Affianco ai ristoranti pieni c‘è la realtà delle mense Caritas sempre più piene.
Sono due mondi che convivono nel nostro quotidiano, anche se uno dei due è invisibile ai più.
Anche la nostra è una società fatta di disuguaglianze crescenti. Ma anche di una sofferenza che spesso viene camuffata, dissimulata dietro un consumismo apparente, o vissuta in silenzio, quasi in solitaria, a tutela di un senso di dignità che ha radici profonde nella nostra cultura.

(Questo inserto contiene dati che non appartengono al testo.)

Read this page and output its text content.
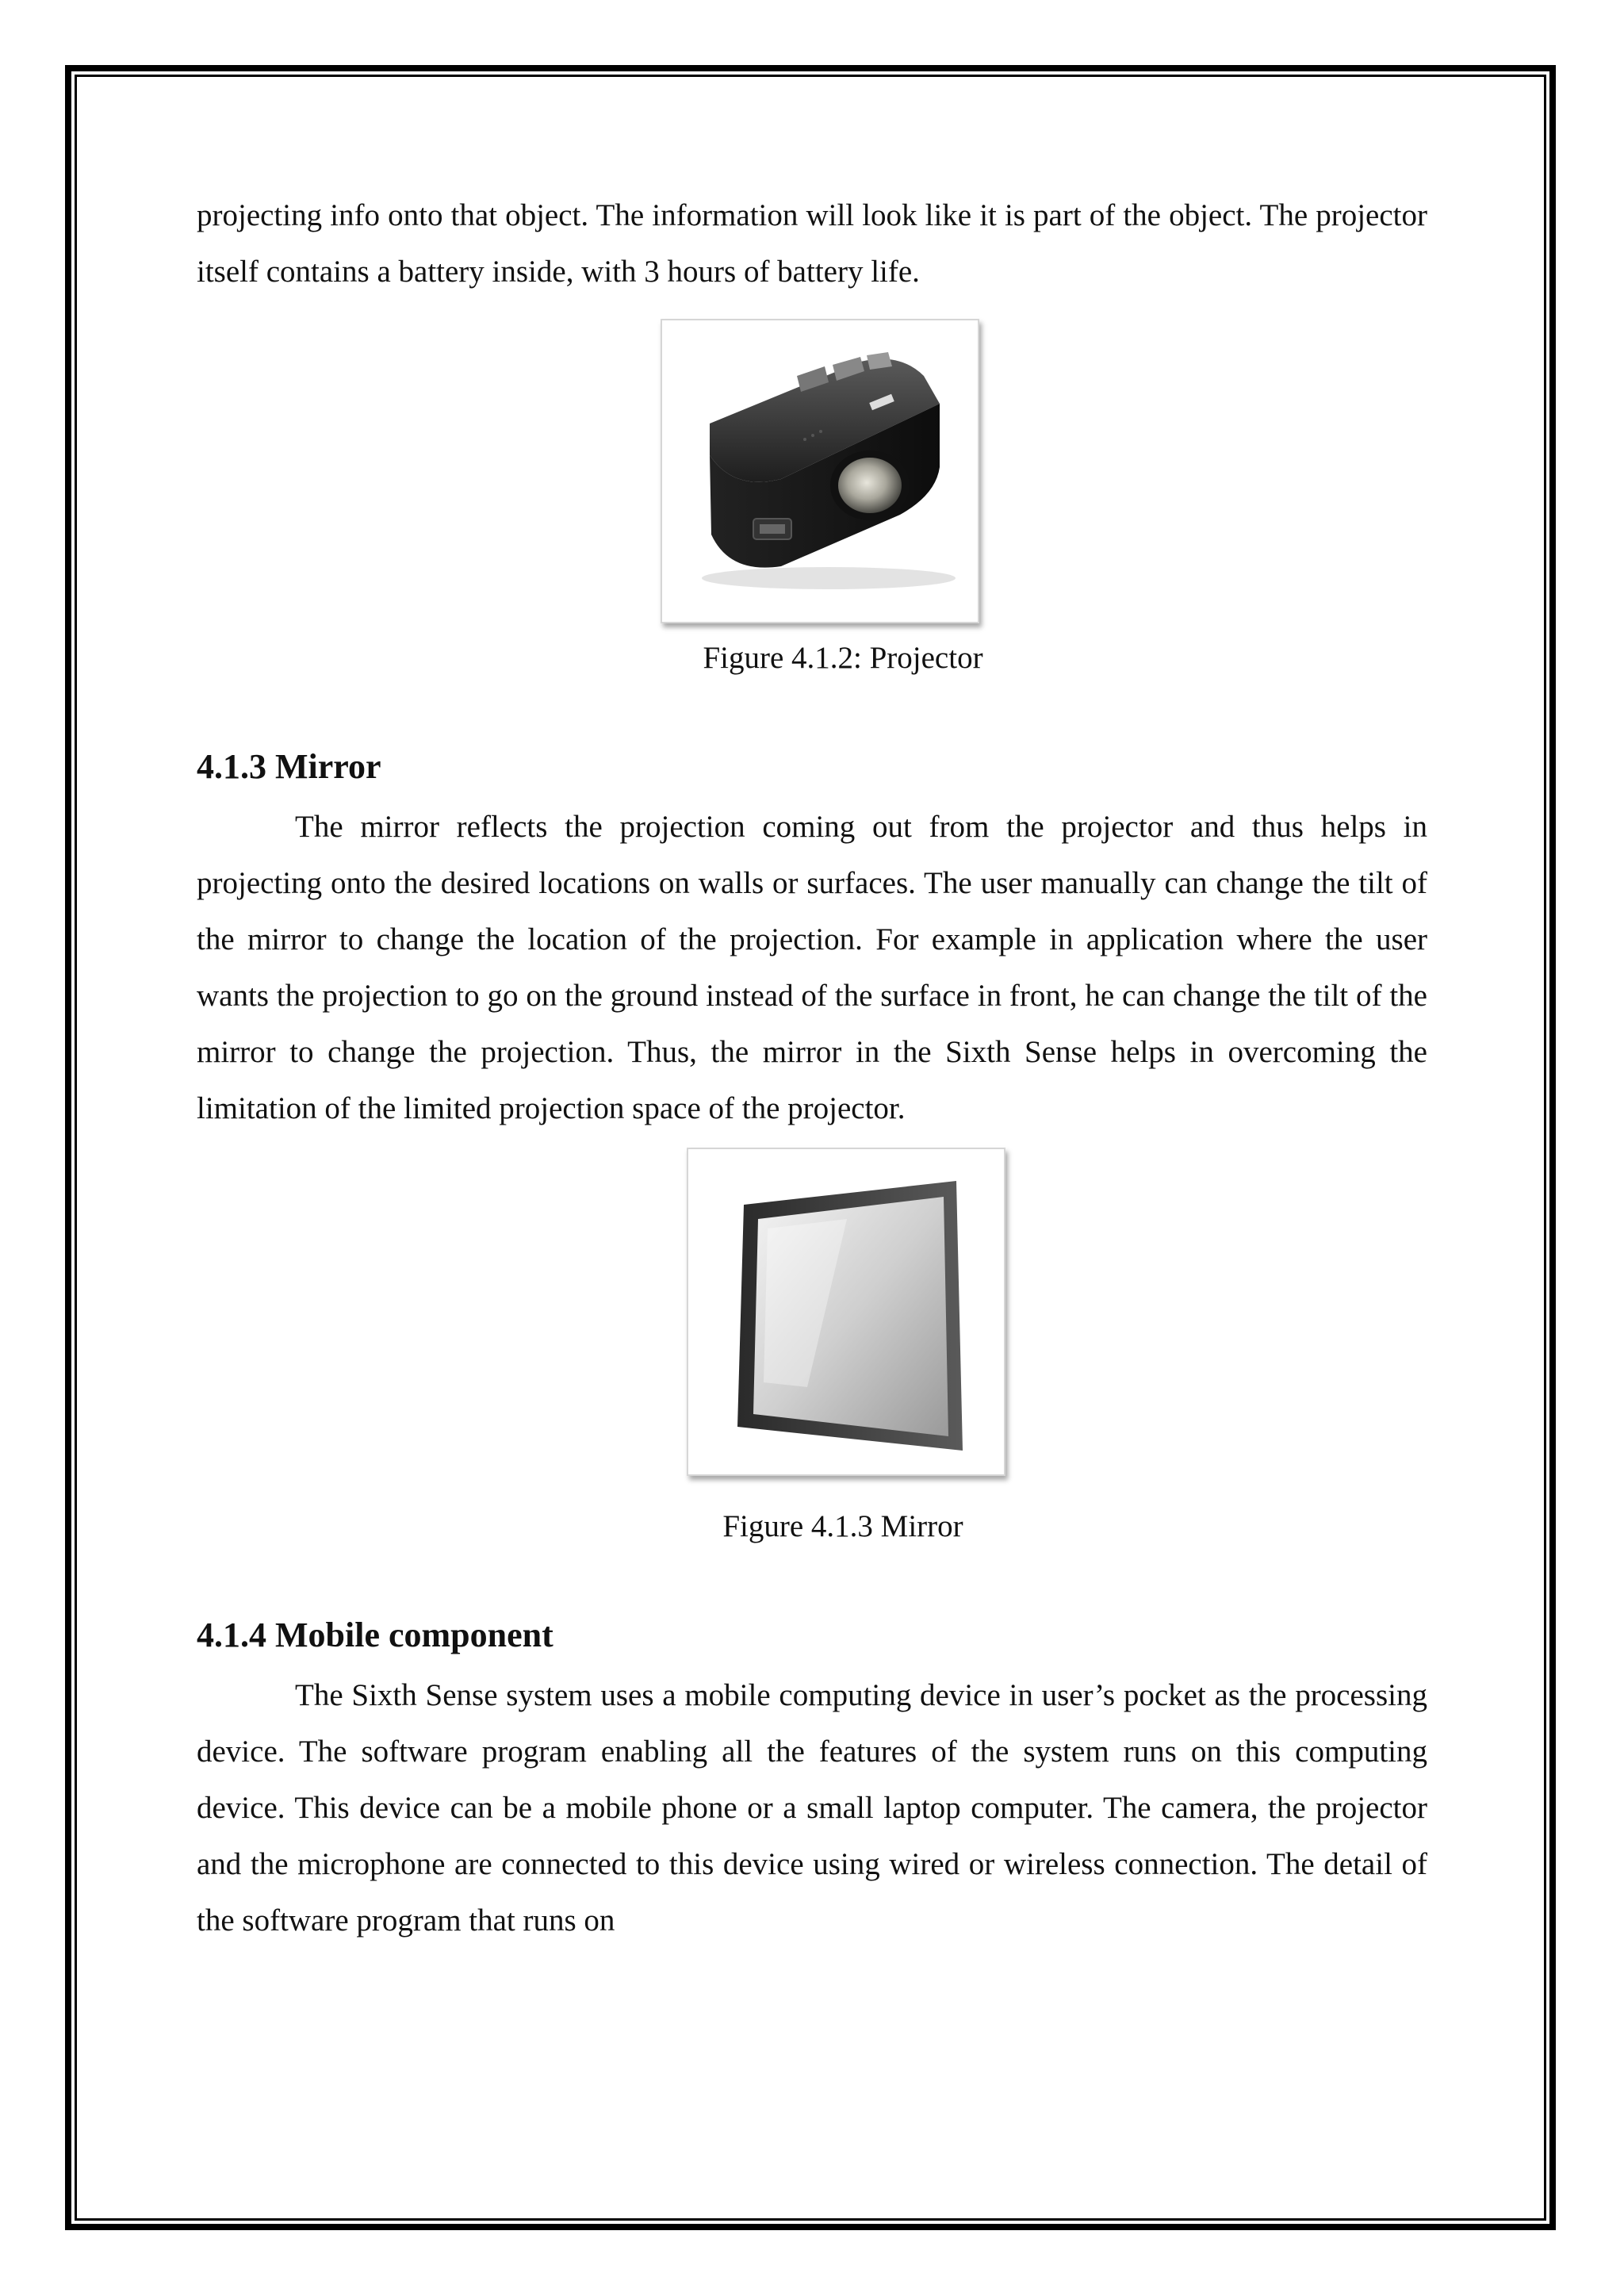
projecting info onto that object. The information will look like it is part of the object. The projector itself contains a battery inside, with 3 hours of battery life.

Figure 4.1.2: Projector

4.1.3 Mirror

The mirror reflects the projection coming out from the projector and thus helps in projecting onto the desired locations on walls or surfaces. The user manually can change the tilt of the mirror to change the location of the projection. For example in application where the user wants the projection to go on the ground instead of the surface in front, he can change the tilt of the mirror to change the projection. Thus, the mirror in the Sixth Sense helps in overcoming the limitation of the limited projection space of the projector.

Figure 4.1.3 Mirror

4.1.4 Mobile component

The Sixth Sense system uses a mobile computing device in user’s pocket as the processing device. The software program enabling all the features of the system runs on this computing device. This device can be a mobile phone or a small laptop computer. The camera, the projector and the microphone are connected to this device using wired or wireless connection. The detail of the software program that runs on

La povertà c‘è e ad essa va data risposta con la solidarietà, ma ancor di più con un welfare state che funzioni, con la formazione che crea capacità al fine di reinserire le persone nel mondo del lavoro e nel vivo del tessuto sociale.
Furbi e disonesti a parte (che ci sono in ogni classe sociale) investire collettivamente per aiutare ad uscire dalla povertà (da quella non scelta ma subita) significa investire su una società più giusta e vivibile per tutti. Perché la felicità e la sicurezza o sono condivise o non sono.